В отведенный для личных нужд час перед отбоем народ обживал палатки, как свиньи берлогу, а я провел время в душе в ожидании теплой воды. Холодный и злой, я напоролся на еще один сюрприз в виде ссущего наказания в моем углу на возвышенности. Это ссыкло, устроившее сортир прямо в палатке, оказалось похлеще дементных дедков из больницы "Рамбам". Во всяком случае, его струя была похлеще. Фигеющий народ только сделал удивленные движения руками: ну что с ним сделаешь? Еще один прокол в моих предусмотрительных планах. Убить писающего мальчика мне не дали. Прибежал сержант и выгнал всех "Ильичей" нах из шалаша, а уссавшегося товарища выволок на разборки с майором. Больше мы его не видели – наверное, перевели, но хочется верить, что зарыли живьем этот ходячий биотуалет.
Все оставшиеся, кроме меня, дружно поржали над идиотом. Но в какой-то момент другому придурку не выписанная моча ударила в голову, и он решил протереть горящую лампочку влажной тряпкой – чтобы светлее стало. Тут-то его током и полегчало, а мы остались без света на ближайшую неделю. К моему хмурому лицу добавилась еще пятерка рыл.
Офицеры в отбой ложились спать вместе с солдатами, а утром учили опрятности внешнего вида и культуре. Без этого никак, потому что иногда вообще поражаешься, что у людей целых десять пальцев на руках и только две ноздри. Да и надо же научить дебилов правильно сморкаться и не пердеть в строю во весь голос. В принципе, это делать не запрещается, но запрещено в это время двигаться и смеяться. Смеяться хочется всем, а двинуться – "виновнику". Смех – это хорошая панацея, но не в строю... да и при поносе тоже отставляет свой след.
Я же почти не смеюсь – выработал такой имидж: туповатый русский без чувства юмора с плохим пониманием иврита и с мгновенно пробуждающейся агрессией. Если Бог создал такого меня по образу и подобию своему, то ему еще надо очень много работать над собой. Дважды чуть не подрался с самыми наглыми. Одному даже порвал цепочку с личным номером, когда схватил за отворот рубашки в, якобы, порыве гнева. Случайно, конечно, но зато меня теперь побаиваются. Может, я и без тормозов, но на начальство не наезжаю, веду себя тихо по принципу вжившегося в образ: "НЕТ трогать – НЕТ проблема! Водка пить, земля валяться!"

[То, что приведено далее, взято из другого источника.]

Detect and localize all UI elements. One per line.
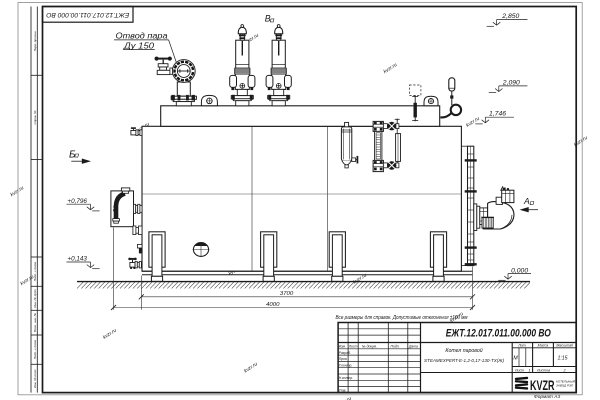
svg-text:Разраб.: Разраб. bbox=[339, 351, 351, 355]
svg-text:Лист: Лист bbox=[514, 369, 524, 373]
svg-text:Подп.: Подп. bbox=[391, 344, 400, 348]
svg-text:ЕЖТ.12.017.011.00.000 ВО: ЕЖТ.12.017.011.00.000 ВО bbox=[446, 328, 551, 340]
svg-text:ЕЖТ.12.017.011.00.000 ВО: ЕЖТ.12.017.011.00.000 ВО bbox=[46, 11, 129, 18]
svg-text:1,746: 1,746 bbox=[489, 112, 507, 118]
svg-text:Т.контр.: Т.контр. bbox=[339, 364, 353, 368]
svg-text:+0,796: +0,796 bbox=[67, 199, 87, 205]
svg-text:STEAMEXPERT-Е-1,2-0,17-130-ТХ(: STEAMEXPERT-Е-1,2-0,17-130-ТХ(Ж) bbox=[424, 358, 505, 363]
svg-text:Масштаб: Масштаб bbox=[556, 344, 574, 348]
svg-text:Формат А3: Формат А3 bbox=[534, 394, 561, 400]
svg-text:0,000: 0,000 bbox=[511, 269, 529, 275]
svg-text:4000: 4000 bbox=[266, 302, 280, 308]
svg-text:Изм.: Изм. bbox=[339, 344, 346, 348]
svg-text:В: В bbox=[265, 13, 271, 23]
svg-text:Ду 150: Ду 150 bbox=[123, 40, 155, 50]
svg-text:Пров.: Пров. bbox=[339, 357, 348, 361]
svg-text:Лист: Лист bbox=[348, 344, 358, 348]
svg-text:Инв. № подл.: Инв. № подл. bbox=[33, 369, 37, 388]
svg-text:ЗАВОД РЭП: ЗАВОД РЭП bbox=[556, 384, 574, 388]
svg-text:Взам. инв. №: Взам. инв. № bbox=[33, 312, 37, 332]
svg-text:Дата: Дата bbox=[408, 344, 418, 348]
svg-text:1: 1 bbox=[529, 369, 531, 373]
svg-text:Подп. и дата: Подп. и дата bbox=[33, 262, 37, 282]
svg-text:А: А bbox=[523, 196, 530, 206]
svg-text:Н.контр.: Н.контр. bbox=[339, 376, 353, 380]
svg-text:KVZR: KVZR bbox=[530, 378, 555, 393]
svg-text:Подп. и дата: Подп. и дата bbox=[33, 340, 37, 360]
svg-text:1:15: 1:15 bbox=[557, 355, 567, 361]
svg-text:Инв. № дубл.: Инв. № дубл. bbox=[33, 289, 37, 308]
svg-text:Отвод пара: Отвод пара bbox=[116, 31, 168, 41]
svg-text:Справ. №: Справ. № bbox=[33, 110, 37, 125]
svg-text:Все размеры для справок. Допус: Все размеры для справок. Допустимые откл… bbox=[336, 315, 469, 321]
svg-text:№ докум.: № докум. bbox=[362, 344, 377, 348]
svg-text:Котел паровой: Котел паровой bbox=[445, 347, 482, 354]
svg-text:2,850: 2,850 bbox=[501, 14, 520, 20]
svg-text:М: М bbox=[513, 355, 518, 361]
svg-text:3700: 3700 bbox=[280, 291, 294, 297]
svg-text:2,090: 2,090 bbox=[502, 80, 521, 86]
svg-text:Лит.: Лит. bbox=[517, 344, 526, 348]
svg-text:+0,143: +0,143 bbox=[67, 257, 87, 263]
svg-text:Утв.: Утв. bbox=[339, 388, 347, 392]
svg-text:Масса: Масса bbox=[538, 344, 549, 348]
svg-text:2: 2 bbox=[563, 369, 566, 373]
svg-text:Перв. примен.: Перв. примен. bbox=[33, 31, 37, 52]
svg-text:Листов: Листов bbox=[536, 369, 550, 373]
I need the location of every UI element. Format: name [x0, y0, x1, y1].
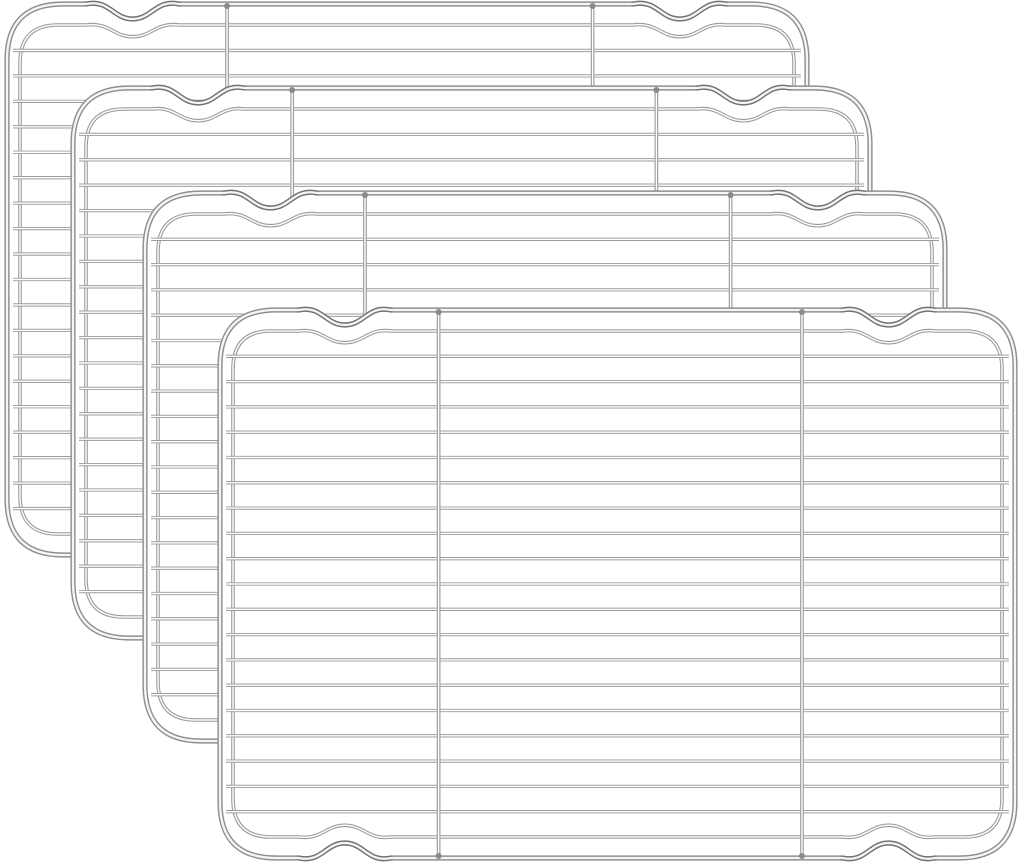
racks-svg [0, 0, 1024, 862]
weld-joint [436, 309, 442, 315]
product-photo [0, 0, 1024, 862]
weld-joint [289, 87, 295, 93]
weld-joint [653, 87, 659, 93]
weld-joint [362, 192, 368, 198]
weld-joint [436, 853, 442, 859]
weld-joint [728, 192, 734, 198]
weld-joint [799, 853, 805, 859]
weld-joint [799, 309, 805, 315]
weld-joint [224, 3, 230, 9]
rack-4 [220, 309, 1015, 859]
weld-joint [590, 3, 596, 9]
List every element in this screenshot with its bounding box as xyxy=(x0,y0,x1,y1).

Но иногда все же тяжело сдержаться от улыбки в период всеобщей озабоченности. Нашего сержанта за глаза прозвали "Чё-за-фигня!", так как это его любимая фраза, и он употребляет ее по поводу и без. Как и многие, я уже не могу спокойно без смеха слышать его грозный голос, ориентированный, видимо, на запугивание "зелени". Когда он гневно толкает речь о том, что завтра может случиться война или какое другое мероприятие, многие стараются на него не смотреть и, желательно, не слушать, чтобы не заржать. Это невнимание бесит его еще больше, и, переходя на крик, он срывается: "Я для кого тут попугаем каркаю? Займитесь самодисциплиной или ею займусь я!"

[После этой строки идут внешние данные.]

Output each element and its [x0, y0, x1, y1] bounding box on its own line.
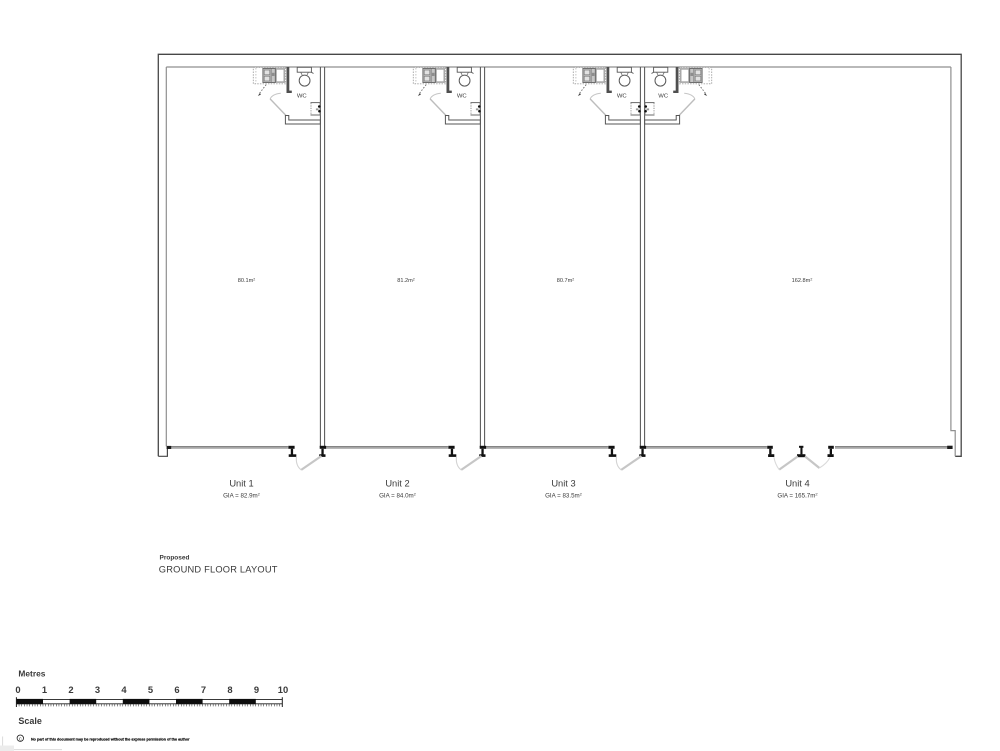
svg-text:10: 10 [278, 684, 288, 695]
svg-text:WC: WC [457, 94, 468, 100]
svg-text:Unit 4: Unit 4 [785, 479, 809, 489]
svg-text:No part of this document may b: No part of this document may be reproduc… [31, 737, 190, 741]
svg-text:3: 3 [95, 684, 100, 695]
svg-text:WC: WC [297, 94, 308, 100]
svg-text:GROUND FLOOR LAYOUT: GROUND FLOOR LAYOUT [159, 565, 278, 575]
svg-text:80.7m2: 80.7m2 [557, 277, 575, 284]
svg-text:8: 8 [227, 684, 232, 695]
svg-text:Scale: Scale [18, 716, 42, 726]
svg-text:c: c [19, 736, 22, 742]
svg-text:6: 6 [174, 684, 179, 695]
svg-text:9: 9 [254, 684, 259, 695]
svg-text:4: 4 [121, 684, 127, 695]
svg-text:0: 0 [15, 684, 20, 695]
svg-text:2: 2 [68, 684, 73, 695]
svg-text:GIA = 84.0m2: GIA = 84.0m2 [379, 492, 417, 500]
svg-text:Metres: Metres [18, 669, 45, 679]
svg-text:Unit 1: Unit 1 [229, 479, 253, 489]
svg-text:5: 5 [148, 684, 153, 695]
svg-text:162.8m2: 162.8m2 [792, 277, 813, 284]
svg-text:GIA = 83.5m2: GIA = 83.5m2 [545, 492, 583, 500]
svg-text:Unit 3: Unit 3 [551, 479, 575, 489]
svg-text:Unit 2: Unit 2 [385, 479, 409, 489]
svg-text:7: 7 [201, 684, 206, 695]
svg-text:GIA = 82.9m2: GIA = 82.9m2 [223, 492, 261, 500]
svg-text:80.1m2: 80.1m2 [238, 277, 256, 284]
svg-text:WC: WC [617, 94, 628, 100]
svg-text:81.2m2: 81.2m2 [397, 277, 415, 284]
svg-text:WC: WC [658, 94, 669, 100]
svg-text:Proposed: Proposed [160, 555, 190, 562]
svg-text:1: 1 [42, 684, 47, 695]
svg-text:GIA = 165.7m2: GIA = 165.7m2 [777, 492, 818, 500]
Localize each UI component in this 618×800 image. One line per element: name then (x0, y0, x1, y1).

О поведении в столовой я вообще молчу. Молчу и слышу то рыгания, то скидывание еды на пол. Не солдаты, а колхозники. Им только бы вилы в левую руку, да косу в правую, ну и лопату – хлебать массу, зовущуюся супом, стоящую на столах для грязных подносов и разносов. Интересно, а в обществе как они себя ведут. А с девушкой? Или, может, тут у всех свой особенный имидж, где интеллигенции шаром не найти. А может, постепенное ухудшение качества пищи так сказывается. Даже начинающий студент может из "Мивины" приготовить двадцать блюд. А тут какой-то сварщик наварил супа, где макароны устроили заговор типа "нам, пацаны, надо держаться вместе", и нажарил cut-let (отрежь-выбрось).
На сладкое подали убитые лимоны, которые при жизни вели себя плохо, поэтому попали в лимонАД. От такого десерта пришлось отказаться, чтобы не стошнило, как менее предусмотрительного солдатика за соседним столиком.
Я опять отключил все чувства и мозг, так как ум помогает выжить, но жить мешает. Юрка, сидевший рядом со мной, чуть не подрался с блевуном, но я не дал ему начать потасовку. Прибежал сержант и, не оттягивая резину в долгий ящик, разобрался, как следует, и наказал кого попало, а именно – того, кто больше всех возникал, а не Юрбана и виновника событий. После того момента я сдружился с Юркой, потому что, как и он, был темной лошадкой для всех, ничем себя не проявляющей. Наказанных отправили на мясо – помогать поварам его портить для следующей трапезы, а может, вылавливать на кухне насекомых в виде тараканов и мышей в виде крыс.


Самый больной в мире

Я сразу обратил внимание на тихих личностей, которые, подобно мне, стараются затеряться в толпе. Стал на них ориентироваться, так как они лишний раз даже из палатки не выйдут, и если вышли – значит, надо. Благодаря этому, отдыхаю без суеты, ни разу не опоздал на построение и ни разу не попался неработающим. Все же умные люди попадаются здесь не только в летнее время, когда база отдана на растерзание студентОВ.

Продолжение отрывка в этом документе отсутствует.